Early results from Project Wanamaker, a product of PreTesting Co., indicate people will stay tuned to ads for a price. Participants get decoder boxes that record a code on a removable memory chip when a commercial plays on their TVs, but not when they skip over ads. Consumers can plug the memory chip into their computers to bring up a "Giftz Club" Web site with rewards, coupons and other free offers based on the commercials they've watched.


Rewards have included everything from free samples from Colgate to beauty tips from J&J's Neutrogena, or a free DVD player or digital camera from local Chevrolet dealers.

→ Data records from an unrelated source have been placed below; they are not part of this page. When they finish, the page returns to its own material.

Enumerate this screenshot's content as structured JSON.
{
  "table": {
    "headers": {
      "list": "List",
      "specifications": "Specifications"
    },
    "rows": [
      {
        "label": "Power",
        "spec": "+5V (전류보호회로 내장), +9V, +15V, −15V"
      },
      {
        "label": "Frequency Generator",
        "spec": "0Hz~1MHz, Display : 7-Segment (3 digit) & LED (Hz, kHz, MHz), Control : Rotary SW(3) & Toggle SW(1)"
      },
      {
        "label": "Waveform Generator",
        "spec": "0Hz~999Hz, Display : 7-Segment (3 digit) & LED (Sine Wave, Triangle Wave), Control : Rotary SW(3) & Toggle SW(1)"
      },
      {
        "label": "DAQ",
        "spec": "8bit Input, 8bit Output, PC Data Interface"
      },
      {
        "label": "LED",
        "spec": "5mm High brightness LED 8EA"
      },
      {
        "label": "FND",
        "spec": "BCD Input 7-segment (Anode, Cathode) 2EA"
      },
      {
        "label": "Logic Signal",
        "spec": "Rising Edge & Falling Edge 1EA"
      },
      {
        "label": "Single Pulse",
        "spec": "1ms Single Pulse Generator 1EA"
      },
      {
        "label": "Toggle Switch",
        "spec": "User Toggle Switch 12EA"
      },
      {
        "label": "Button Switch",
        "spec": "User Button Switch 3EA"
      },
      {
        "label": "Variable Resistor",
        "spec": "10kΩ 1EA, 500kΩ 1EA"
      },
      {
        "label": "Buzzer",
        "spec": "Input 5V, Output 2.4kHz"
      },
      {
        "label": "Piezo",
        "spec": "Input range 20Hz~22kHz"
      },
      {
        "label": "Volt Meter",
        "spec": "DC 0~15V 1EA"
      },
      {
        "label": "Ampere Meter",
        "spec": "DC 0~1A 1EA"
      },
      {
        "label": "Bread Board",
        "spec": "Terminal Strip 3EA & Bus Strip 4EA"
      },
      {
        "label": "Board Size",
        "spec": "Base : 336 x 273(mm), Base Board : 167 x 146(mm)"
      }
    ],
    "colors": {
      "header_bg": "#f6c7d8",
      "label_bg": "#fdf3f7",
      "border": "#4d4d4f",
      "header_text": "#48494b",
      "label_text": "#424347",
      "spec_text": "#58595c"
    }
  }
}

In May, 89% of the targeted commercials were watched by test participants, 68% of whom visited the Giftz Club site. PreTesting Co. was waiting until June to compare those results to a control group that isn't getting the special offers. That will give a better read of how the incentives work after the novelty wears off and during rerun season vs. the sweeps month, says PreTesting CEO Lee Weinblatt.

Besides seeing how incentives affect commercial viewing, such marketers as Subway and PepsiCo are testing which coupons or special offers generate the most redemptions. Others are using the system to see which dayparts and commercial lengths work best.

The project is a response to what Mr. Weinblatt's company, which specializes in ad testing, sees as disenchantment with TV. "In 32 years at PreTesting, we have never seen so many of our clients abandoning TV or planning to do so," he says. "While everyone keeps clamoring for a better way of measuring the hole in the boat, we're the first ones to come up and say we may have a plan for plugging it."